NPLs hit three-year high

05 Aug, 2022 - 00:08 0 Views
NPLs hit three-year high Prof Mthuli Ncube

eBusiness Weekly

Tapiwanashe Mangwiro

Zimbabwe has seen its percentage of non – performing loans (NPLs) rise to a three year high in the quarter ending March 31, 2022. This was revealed by the Minister of Finance and Economic Development, Mthuli Ncube, during his mid-term budget review last week.

Despite being within the Reserve Bank of Zimbabwe (RBZ) threshold of 5 percent, the NPLs rose from 0,94 percent to 1,57 percent, the highest level since December 2019.

Mthuli said; “The quality of loans remained satisfactory as reflected by the non-performing loans to total loans ratio of 1,8 percent as at March 31, 2022, against the generally acceptable international threshold of 5 percent.”

According to the minister, the banking sector loan quality was not adversely affected by credit stress associated with the Covid-19 pandemic, as initially envisaged and credit risk is expected to remain moderate in the outlook period.
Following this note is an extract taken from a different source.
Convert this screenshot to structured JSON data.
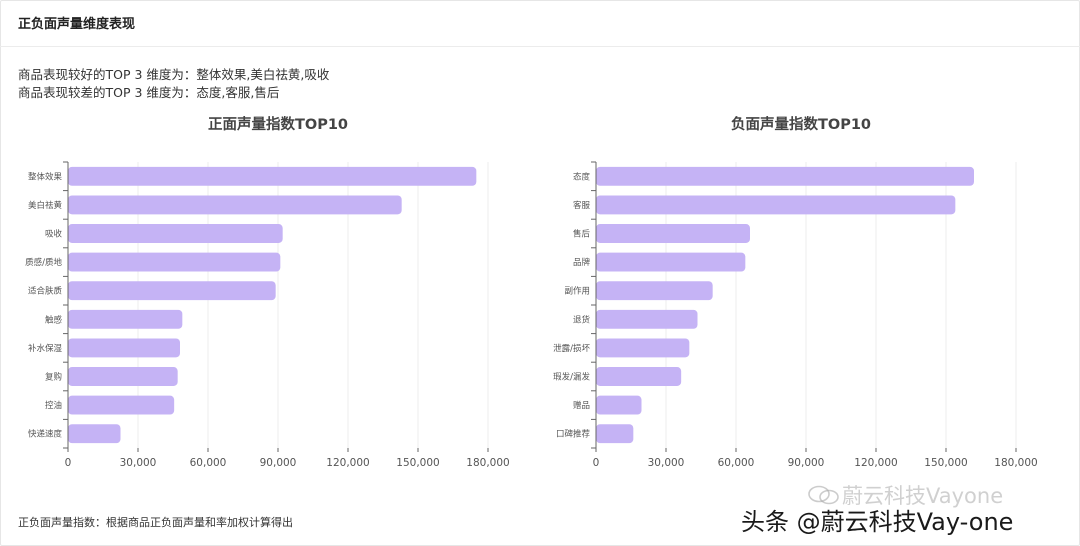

Economists believe the rise in NPLs is attributed to the increase in the cost of borrowing yet seeing reduced aggregate demand rendering them unable to repay loans on time. Eddie Cross,an economist, said this is what is called collateral damage in the business world because every policy has got an effect.

“It’s a no brainer that we have an increase of NPLs when the interest rates have been increased in the prior period and the current period under review. Some companies begin to fail to cover the interest from profits and begin to default on payments,” Cross said.

However, Bankers Association of Zimbabwe (BAZ), president Fanuel Mutogo noted; “It is too early to say interest rates are the reason for this rise in non-performing loans. It is a development which is normal in a banking environment that is why we have a threshold of 5 percent.”

Economist Tinevimbo Shava said; “There are fresh fears that the interest rates are creating a new wave of non-performing loans and this has been confirmed by the statistics from the apex bank. This issue hinges on the fact that the 200 percent interest rate which was done by the RBZ was applicable to existing loans.”

Despite the increase in NPLs, the banking sector loans and advances increased from $229,9 billion as at December 31, 2021 to $320,4 billion as at March 31, 2022.

The growth was largely attributed to the conversion of foreign currency denominated loans equivalent to $142,3 billion, constituting 44,4 percent of total banking sector loans.

Mthuli added that; “As at May 27, 2022, the total loans and advances had significantly increased to $513,1 billion.”

The level of banking sector financial intermediation improved as reflected by the average loans to deposits ratio of 55 percent compared to 48,3 percent as at December 31, 2021. The improvement in the level of intermediation is largely attributed to the increase in foreign currency denominated loans.

The banking sector continued to support the productive sectors of the economy, as reflected by the ratio of loans to productive sectors to total loans of 77,7 percent.

Total deposits continued on an upward trajectory, recording a 22,2 percent increase from $476,4 billion as at December 31, 2021 to $582,3 billion as at March 31, 2022, dominated by commercial banking sub-sector deposits constituting 90,1 percent.

Foreign currency deposits accounted for 46,6 percent of total deposits, while the balance of 53,4 percent was local currency denominated deposits.